Members of Syria’s Armenian community who have fled to Armenia due to the ongoing violence in Syria fear the possibility that the Muslim Brotherhood may seize power there, if Bashar al-Assad’s regime falls.
“If the Muslim Brotherhood takes over in Syria, all Christians will have to leave the country,” Narbey N., a Syrian Armenian who recently fled to Armenia, told the Hürriyet Daily News. He also said that rebels in Syria shouted slogans such as: “Alawites [members of the Muslim sect to which al-Assad belongs] to coffins, Armenians to Beirut.”
The Daily News spoke to a group of Syrian Armenians gathered for a Sunday service in the garden of the Armenian Mother See’s Holy Echmiadzin Cathedral, 20 kilometers from the Armenian capital of Yerevan, on Aug. 19. They did not want to give their surnames to protect their safety.
The migrants are anxious about the future of Syria, but say they have left behind their family members and property, and insist that they will return to the country despite the dangers awaiting them. Armenians regard Syria as their second homeland after Anatolia, and their greatest anxiety stems from the possibility of the al-Assad regime falling and the Muslim Brotherhood coming to power.

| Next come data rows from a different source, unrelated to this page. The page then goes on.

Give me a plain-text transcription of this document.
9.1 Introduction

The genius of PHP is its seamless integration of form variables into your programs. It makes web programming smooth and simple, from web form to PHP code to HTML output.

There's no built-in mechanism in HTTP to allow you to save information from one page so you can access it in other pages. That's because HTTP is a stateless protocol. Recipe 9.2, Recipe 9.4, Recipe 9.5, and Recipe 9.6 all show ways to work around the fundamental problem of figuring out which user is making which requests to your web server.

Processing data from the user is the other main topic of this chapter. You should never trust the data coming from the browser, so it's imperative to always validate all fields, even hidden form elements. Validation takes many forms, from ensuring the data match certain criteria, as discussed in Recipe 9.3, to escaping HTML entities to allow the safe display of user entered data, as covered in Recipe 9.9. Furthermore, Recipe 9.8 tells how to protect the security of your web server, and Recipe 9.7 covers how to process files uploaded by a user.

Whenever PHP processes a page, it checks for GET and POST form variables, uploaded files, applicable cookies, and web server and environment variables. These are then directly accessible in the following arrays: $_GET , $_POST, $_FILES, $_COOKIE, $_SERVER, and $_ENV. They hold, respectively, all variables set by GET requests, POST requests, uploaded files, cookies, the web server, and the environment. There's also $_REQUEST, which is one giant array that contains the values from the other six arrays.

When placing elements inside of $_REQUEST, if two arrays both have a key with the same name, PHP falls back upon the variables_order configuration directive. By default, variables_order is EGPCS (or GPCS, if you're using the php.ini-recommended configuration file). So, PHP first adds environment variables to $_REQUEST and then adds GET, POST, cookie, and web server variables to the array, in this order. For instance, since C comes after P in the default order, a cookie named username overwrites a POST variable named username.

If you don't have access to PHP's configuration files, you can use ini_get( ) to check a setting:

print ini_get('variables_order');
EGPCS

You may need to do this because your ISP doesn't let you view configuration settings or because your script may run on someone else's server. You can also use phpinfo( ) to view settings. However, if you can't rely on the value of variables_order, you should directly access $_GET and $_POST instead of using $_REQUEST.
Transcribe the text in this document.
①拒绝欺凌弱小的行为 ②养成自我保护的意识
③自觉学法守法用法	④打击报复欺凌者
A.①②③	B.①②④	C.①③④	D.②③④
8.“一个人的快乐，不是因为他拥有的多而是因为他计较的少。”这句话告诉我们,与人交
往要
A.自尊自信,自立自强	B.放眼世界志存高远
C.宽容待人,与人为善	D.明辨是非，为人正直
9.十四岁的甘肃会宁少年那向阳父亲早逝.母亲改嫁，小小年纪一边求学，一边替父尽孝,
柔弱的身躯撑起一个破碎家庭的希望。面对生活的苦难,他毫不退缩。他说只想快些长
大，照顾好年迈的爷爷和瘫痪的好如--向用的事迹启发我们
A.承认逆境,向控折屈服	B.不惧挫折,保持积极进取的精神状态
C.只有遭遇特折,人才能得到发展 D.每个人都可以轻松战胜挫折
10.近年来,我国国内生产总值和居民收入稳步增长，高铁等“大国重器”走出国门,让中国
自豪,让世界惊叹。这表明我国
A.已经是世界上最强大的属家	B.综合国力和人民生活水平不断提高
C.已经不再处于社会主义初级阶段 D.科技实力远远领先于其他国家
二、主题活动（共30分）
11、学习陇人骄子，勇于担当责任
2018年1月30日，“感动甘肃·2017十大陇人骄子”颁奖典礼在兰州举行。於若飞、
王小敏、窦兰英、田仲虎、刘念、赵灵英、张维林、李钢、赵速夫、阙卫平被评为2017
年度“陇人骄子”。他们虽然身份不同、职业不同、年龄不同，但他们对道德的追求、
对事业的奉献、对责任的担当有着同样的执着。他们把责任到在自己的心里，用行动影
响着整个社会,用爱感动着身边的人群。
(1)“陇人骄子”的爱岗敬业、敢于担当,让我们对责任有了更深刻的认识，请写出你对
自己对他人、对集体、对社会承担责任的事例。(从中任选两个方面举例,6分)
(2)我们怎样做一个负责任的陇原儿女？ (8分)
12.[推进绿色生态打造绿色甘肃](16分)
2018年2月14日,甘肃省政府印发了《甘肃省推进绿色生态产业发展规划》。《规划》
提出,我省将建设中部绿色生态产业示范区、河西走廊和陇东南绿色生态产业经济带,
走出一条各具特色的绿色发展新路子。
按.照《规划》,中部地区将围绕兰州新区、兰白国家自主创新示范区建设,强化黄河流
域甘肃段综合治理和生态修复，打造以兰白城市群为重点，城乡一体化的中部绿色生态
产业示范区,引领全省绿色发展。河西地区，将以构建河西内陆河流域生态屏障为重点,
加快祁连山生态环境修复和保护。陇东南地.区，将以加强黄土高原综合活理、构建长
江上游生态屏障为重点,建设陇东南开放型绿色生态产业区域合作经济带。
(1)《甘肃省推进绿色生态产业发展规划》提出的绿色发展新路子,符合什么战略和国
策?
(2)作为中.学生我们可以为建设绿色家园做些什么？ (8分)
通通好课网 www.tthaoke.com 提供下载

“I hope the al-Assad regime does not fall, and that the country will not be taken over by the Muslim Brotherhood. Currently there are no attacks aimed at the Christian population, but their coming to power would be a catastrophe for Christians. In that case, all the Christian communities, including Armenians, would have to leave Syria. The U.S. and other Western states have already lost their Christian values and do not care about us, in the face of such political issues,” Narbey N. said. He believes the Armenian community is experiencing a second catastrophe that could possibly equal the 1915 tragedy, when hundreds of thousands were massacred or forced to migrate by the Ottoman Empire.
‘Alevites in Syria also under threat’
Not only Christians, but also Alawites, are under threat, said Harutyun S. “An inevitable Sunni-Alawite conflict is impending. Turkey supports al-Assad’s fall, but also does not want an independent Kurdish state. But al-Assad’s fall will make the founding of a Kurdish state inevitable. The Armenian community does not want Syria to be divided,” he said.
Narbey N. said he and his family had arrived in Yerevan via Turkey and Georgia, after a difficult journey lasting 40 hours, using a car with an Armenian license plate. Many Syrian Armenians have been fleeing Syria using similar vehicles, he said.
“When the insurgents ask for passports, we show them Armenian passports. Everyone does. After passing the Turkish border, [they] head to Georgia
without trouble, and arrive in Yerevan that way,” he said, adding that the conflict in Syria had grown more intense in the last 15 days, with explosions generally taking place during the evening hours, despite everything seeming normal during the daytime.
Despite the dilemma of the Syrian Armenians, Armenia’s Diaspora Ministry does not have a clear-cut policy on those fleeing Syria, and has not announced an official number of the amount of people who have arrived in the country. Despite this, Syrian Armenians have not experienced problems obtaining residence permits.